Fake proof that every nonempty subset of $\mathbb R$ has a maximum element

Question

Let $A \subseteq \mathbb{R}$ be nonempty and let sup(A)=$\alpha$. Then we have $$(\forall \epsilon > 0)(\exists x \in A)~x>\alpha-\epsilon$$ Note that $x > \alpha-\epsilon$ for all $\epsilon > 0$ implies $x \geq \alpha$. Additionally, $x \leq \alpha$ since $\alpha$ is an upper bound of A. Thus we get $x = \alpha$, which is not necessarily true. But I don't know where goes wrong.

Answer 1

The point is the order of the quantifiers matters.
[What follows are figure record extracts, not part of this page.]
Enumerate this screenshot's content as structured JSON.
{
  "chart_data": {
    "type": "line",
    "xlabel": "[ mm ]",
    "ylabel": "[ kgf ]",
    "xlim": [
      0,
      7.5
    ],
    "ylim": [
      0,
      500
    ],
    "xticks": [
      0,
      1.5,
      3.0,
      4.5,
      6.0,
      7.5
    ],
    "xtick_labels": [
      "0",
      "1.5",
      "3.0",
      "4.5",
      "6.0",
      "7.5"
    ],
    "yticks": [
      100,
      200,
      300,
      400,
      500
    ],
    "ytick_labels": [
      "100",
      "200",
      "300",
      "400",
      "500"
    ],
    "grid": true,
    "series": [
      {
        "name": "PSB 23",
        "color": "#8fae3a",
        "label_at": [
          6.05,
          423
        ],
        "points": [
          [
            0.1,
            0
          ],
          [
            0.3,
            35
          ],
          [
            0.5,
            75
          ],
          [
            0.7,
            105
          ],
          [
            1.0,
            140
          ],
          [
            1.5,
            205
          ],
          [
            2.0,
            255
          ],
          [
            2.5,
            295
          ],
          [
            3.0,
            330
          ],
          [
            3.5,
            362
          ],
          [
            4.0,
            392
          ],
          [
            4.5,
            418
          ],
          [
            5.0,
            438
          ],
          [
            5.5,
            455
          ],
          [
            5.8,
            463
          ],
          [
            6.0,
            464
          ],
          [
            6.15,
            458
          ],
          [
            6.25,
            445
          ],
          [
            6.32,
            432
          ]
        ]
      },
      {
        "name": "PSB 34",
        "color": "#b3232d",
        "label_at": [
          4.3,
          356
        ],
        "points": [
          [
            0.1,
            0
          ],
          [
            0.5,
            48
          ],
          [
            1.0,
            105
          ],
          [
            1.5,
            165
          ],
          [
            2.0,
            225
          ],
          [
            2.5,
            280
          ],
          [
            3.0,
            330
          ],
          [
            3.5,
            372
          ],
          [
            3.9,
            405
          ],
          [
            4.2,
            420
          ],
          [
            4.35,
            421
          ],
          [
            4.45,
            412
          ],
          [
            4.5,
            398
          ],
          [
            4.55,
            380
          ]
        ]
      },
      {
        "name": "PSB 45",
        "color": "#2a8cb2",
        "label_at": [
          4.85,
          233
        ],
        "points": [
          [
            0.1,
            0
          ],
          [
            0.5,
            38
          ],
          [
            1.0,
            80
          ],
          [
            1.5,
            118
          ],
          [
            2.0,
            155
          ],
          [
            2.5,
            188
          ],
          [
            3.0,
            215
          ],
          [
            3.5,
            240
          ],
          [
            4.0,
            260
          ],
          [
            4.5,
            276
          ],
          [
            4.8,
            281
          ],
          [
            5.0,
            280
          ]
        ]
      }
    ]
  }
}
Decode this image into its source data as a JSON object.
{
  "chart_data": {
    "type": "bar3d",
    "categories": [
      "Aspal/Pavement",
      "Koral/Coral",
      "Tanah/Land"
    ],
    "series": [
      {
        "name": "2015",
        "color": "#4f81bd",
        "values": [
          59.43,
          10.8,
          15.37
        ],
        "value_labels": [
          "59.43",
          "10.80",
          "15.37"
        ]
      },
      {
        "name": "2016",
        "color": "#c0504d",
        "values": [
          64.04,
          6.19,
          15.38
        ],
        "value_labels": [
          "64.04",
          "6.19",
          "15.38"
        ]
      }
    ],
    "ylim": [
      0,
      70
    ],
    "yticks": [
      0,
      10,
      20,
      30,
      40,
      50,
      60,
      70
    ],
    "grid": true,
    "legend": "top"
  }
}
For each $\epsilon$, there is an $x$ which depends on $\epsilon$ such that $x>\alpha-\epsilon$. We’re not saying there is an $x$ such that for every $\epsilon$, $x>\alpha-\epsilon$.

Answer 2

Your error is here : for all $\varepsilon$, there exists an $x$ that is greater than $\alpha-\varepsilon$. Here, $x$ depends on $\varepsilon$ because the "there exists" comes after : you find $x$ after having chosen $\varepsilon$. Change $\varepsilon$ and the $x$ you found may not be greater than $\alpha-\varepsilon$.

For instance : let $\alpha=10$ and $\varepsilon=0.1$. Then $x=9.9999$ satisfies $x>\alpha-\varepsilon$.

Now let $\varepsilon=0.01$, then the same $x$ is suitable.

But let $\varepsilon=0.0000000000001$ and now your $x$ is not suitable, you have to find another $x$.